The symbols in this painting highlight the shift from a Medieval way of thinking to a Renaissance one. The carpet of dark grass studded with bright flowers in the foreground seems to come right out of a Medieval tapestry, suggesting the glories of the Garden of Eden, or Paradise to come. Perched on the roof of the stable is a magnificent peacock. According to legend the bird's body did not decay after death, and it had been a symbol of immortality since ancient times. Here, it recalls the immortality offered by Christianity. The infant Jesus holds a pomegranate like a rattle in his left hand. Its numerous seeds refer to the Church, bringing together many souls under its care.

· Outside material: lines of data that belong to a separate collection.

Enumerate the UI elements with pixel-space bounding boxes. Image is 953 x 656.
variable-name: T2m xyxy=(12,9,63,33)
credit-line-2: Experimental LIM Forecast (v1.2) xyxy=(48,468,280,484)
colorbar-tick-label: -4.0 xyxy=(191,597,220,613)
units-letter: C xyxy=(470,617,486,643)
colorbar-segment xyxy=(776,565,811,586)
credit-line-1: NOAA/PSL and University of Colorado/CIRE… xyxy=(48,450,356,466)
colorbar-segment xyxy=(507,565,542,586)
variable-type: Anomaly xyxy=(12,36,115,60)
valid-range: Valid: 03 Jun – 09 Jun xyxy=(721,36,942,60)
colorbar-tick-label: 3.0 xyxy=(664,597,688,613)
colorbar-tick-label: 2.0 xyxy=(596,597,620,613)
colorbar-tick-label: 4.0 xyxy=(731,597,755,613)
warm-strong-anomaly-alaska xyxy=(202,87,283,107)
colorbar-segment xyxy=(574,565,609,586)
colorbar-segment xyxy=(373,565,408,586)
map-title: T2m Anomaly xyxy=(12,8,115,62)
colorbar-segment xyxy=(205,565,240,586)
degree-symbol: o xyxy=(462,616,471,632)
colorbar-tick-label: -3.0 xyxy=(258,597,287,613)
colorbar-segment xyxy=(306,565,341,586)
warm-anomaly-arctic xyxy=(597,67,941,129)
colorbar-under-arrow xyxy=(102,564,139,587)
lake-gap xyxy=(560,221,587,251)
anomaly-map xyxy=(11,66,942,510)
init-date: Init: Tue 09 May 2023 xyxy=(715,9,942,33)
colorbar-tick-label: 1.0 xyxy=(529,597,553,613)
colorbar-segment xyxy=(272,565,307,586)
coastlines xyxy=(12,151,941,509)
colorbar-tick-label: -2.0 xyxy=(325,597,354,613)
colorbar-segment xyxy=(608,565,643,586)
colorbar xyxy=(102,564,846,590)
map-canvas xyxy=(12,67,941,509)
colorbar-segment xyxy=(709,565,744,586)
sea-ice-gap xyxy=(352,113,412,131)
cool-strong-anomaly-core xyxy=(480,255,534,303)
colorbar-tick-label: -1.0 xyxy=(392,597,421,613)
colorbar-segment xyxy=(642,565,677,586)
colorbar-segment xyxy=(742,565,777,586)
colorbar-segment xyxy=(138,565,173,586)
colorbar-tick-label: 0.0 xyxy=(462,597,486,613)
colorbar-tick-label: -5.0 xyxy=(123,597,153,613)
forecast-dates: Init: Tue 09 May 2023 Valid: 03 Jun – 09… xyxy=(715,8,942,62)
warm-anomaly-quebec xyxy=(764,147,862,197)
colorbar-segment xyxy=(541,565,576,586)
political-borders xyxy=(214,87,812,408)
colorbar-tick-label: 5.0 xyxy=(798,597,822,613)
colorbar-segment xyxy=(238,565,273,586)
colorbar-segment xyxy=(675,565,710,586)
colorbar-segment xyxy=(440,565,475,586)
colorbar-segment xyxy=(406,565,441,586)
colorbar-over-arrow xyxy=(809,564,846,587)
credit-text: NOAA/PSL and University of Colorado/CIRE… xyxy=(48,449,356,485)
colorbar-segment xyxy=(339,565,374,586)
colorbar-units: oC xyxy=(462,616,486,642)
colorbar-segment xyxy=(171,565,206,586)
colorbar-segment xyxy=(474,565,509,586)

The Renaissance symbols are very different in character. The classical building in ruins and the stable intact, for example, represent the idea of the new Christian religion rising from the ruins of paganism. Nude figures on the walls show a new fascination with the classical world when sculptors rendered the human body so naturally. The wonders of this world, as opposed to Heaven, are evident in the stable itself, where we find stable boys shoeing horses—those saddles are straight out of the 15th century.

The joyful crowd, in contemporary dress, was probably inspired by an elaborate procession held in Florence every few years to celebrate the Epiphany. It was bankrolled in large part by the famous Medici family, outstanding patrons of the arts who once owned this magnificent painting. At the time, literacy was rare outside monasteries and aristrocratic circles. But here, the story is clearly written in the language of art, full of symbols that would have been instantly understood by those who saw them.